A MP prevê que multinacionais com receita anual de, no mínimo, € 750 milhões nas demonstrações financeiras em pelo menos dois dos quatro anos fiscais analisados não poderão estar sujeitas a uma tributação sobre a renda inferior a 15%. Caso o patamar não seja atingido, será necessário o pagamento de um adicional.
A expectativa da Fazenda, de acordo com o diretor de programa da Secretaria Extraordinária da Reforma Tributária do Ministério da Fazenda, Daniel Loria, é de arrecadação de 3,4 bilhões em 2026 com a MP 1.262. Em 2027 o valor será de 7,2 bilhões, e, em 2028, 7,7 bi. A partir de então a arrecadação será de 8 bilhões. Não haverá pagamento em 2025 pelas empresas, já que a medida prevê que eventuais recolhimentos deverão ser feitos a partir de julho de 2026.

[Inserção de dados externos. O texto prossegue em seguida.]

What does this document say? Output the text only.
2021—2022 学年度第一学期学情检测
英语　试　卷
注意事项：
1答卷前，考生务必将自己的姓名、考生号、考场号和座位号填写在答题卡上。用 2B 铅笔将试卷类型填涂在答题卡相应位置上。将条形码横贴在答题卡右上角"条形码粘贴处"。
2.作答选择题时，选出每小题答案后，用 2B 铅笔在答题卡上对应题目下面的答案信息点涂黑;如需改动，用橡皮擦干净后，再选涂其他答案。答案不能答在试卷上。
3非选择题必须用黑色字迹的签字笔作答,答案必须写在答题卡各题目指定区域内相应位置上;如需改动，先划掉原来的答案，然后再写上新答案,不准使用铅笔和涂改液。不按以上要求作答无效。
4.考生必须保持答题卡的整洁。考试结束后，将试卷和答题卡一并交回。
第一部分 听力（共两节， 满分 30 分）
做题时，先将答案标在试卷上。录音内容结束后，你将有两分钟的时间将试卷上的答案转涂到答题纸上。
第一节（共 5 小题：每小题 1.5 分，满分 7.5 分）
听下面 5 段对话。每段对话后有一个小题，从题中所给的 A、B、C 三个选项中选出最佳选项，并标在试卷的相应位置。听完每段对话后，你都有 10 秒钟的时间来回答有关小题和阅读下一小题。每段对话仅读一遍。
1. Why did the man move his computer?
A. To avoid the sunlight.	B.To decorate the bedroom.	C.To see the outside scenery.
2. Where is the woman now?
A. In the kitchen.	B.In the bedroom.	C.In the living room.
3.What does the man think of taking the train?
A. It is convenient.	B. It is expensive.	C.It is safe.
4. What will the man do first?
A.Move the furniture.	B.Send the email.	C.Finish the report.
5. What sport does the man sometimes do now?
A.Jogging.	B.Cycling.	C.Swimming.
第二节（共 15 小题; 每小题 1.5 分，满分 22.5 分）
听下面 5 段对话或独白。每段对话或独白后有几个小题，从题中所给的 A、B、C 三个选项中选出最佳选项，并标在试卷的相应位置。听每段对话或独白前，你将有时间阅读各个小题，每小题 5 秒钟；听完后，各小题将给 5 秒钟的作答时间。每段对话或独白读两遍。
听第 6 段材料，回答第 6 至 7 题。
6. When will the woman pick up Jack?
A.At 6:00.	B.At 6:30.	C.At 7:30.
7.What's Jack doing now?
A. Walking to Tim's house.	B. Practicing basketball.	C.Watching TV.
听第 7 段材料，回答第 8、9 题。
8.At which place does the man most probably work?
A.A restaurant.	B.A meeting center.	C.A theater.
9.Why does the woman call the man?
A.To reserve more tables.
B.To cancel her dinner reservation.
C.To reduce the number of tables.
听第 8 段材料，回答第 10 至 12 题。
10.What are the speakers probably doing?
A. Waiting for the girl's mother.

Em coletiva de imprensa realizada nesta sexta-feira (4/10), Loria ainda citou que, juntamente com a MP 1.261, editada na última quinta-feira, a MP 1.262 faz parte de um “grande bloco de medidas de tributação da renda”. Parte da arrecadação decorrente das alterações pode ser dedicada a outras medidas em estudo, como a simplificação da tributação das aplicações financeiras e a prorrogação das regras de Tributação em Bases Universais (TBU)
O governo também divulgou que as regras contidas na MP deverão afetar cerca de 957 companhias, ou 0,01% das pessoas jurídicas ativas no Brasil. O número corresponde às empresas multinacionais com tributação da renda possivelmente abaixo de 15% no país.
Sudam e Sudene
Apesar de a tributação sobre a renda no Brasil girar em torno de 34% (25% de IRPJ + 9% de CSLL), algumas situações relacionadas à tributação mínima preocupavam as empresas. A primeira delas é o fato de a alíquota efetiva dos tributos ser inferior à nominal. Em coletiva de imprensa realizada nesta sexta-feira (4/10), o secretário especial da Receita Federal, Robinson Barreirinhas, afirmou que a alíquota efetiva sobre a renda no país é, em média, de 20%.
Outra questão, que tentou ser endereçada pela MP mas que ainda gera preocupação, está relacionada aos benefícios fiscais de IRPJ e CSLL. No caso da Sudam e da Sudene, por exemplo, as companhias têm direito a uma redução de 75% do IRPJ, deixando-as perigosamente perto do mínimo de 15%.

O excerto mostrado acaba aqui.